Os custos da agenda de Lewandowski em Mossoró


O ministro da Justiça e Segurança Pública, Ricardo Lewandowski, esteve em Mossoró neste domingo (18) para acompanhar os trabalhos de busca aos dois fugitivos do Presídio Federal. A sua vinda ao Rio Grande do Norte foi a convite da governadora Fátima Bezerra (PT), que já estava na cidade para acompanhar a posse do novo Bispo da Diocese, Dom Francisco Sales.

Lewandowski trouxe consigo o diretor-geral da Polícia Federal, e a expectativa era que a presença do ministro pudesse encerrar a caçada, com a esperança de que os foragidos fossem recapturados ainda ontem, o que não ocorreu.

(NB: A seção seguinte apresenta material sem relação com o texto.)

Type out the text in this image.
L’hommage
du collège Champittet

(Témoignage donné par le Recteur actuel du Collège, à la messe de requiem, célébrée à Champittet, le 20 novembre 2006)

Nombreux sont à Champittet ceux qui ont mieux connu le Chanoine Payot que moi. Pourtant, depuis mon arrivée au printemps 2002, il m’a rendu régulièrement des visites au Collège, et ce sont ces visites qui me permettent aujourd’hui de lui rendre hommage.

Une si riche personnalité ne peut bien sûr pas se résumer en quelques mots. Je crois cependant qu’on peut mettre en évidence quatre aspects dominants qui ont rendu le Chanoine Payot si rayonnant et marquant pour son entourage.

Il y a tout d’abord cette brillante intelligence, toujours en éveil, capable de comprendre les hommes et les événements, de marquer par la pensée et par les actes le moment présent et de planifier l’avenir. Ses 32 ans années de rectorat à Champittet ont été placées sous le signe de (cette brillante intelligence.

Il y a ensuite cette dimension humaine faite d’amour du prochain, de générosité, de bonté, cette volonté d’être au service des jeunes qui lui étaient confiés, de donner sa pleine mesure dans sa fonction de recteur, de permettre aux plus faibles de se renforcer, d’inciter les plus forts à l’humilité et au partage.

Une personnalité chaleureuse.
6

A coletiva de imprensa realizada no Hotel Thermas frustrou os jornalistas mais uma vez, pois não apresentou informações concretas nem objetivas. Suas respostas foram direcionadas apenas à CNN Brasil, deixando os profissionais locais que cobrem o caso desde o início, a ver navios.

Um destaque na agenda foi o encontro amigável de Lewandowski com a ex-prefeita Rosalba Ciarlini, que articula uma aliança com o petismo em busca de retornar à Prefeitura de Mossoró. O ministro aparentava mais ser um presidente de partido a caminho de uma convenção, e o aspecto político-eleitoral ganhou mais destaque do que a situação de insegurança na região.

O ministro se restringiu a uma passagem rápida na sede da Polícia Federal, uma coletiva no Thermas e um almoço no Restaurante Donna Salada. Não visitou o presídio para constatar a situação.

Resta saber quanto teria custado aos cofres públicos toda essa operacionalidade, incluindo diárias e agentes, para que o ministro viesse a Mossoró para não dizer nada com coisa alguma?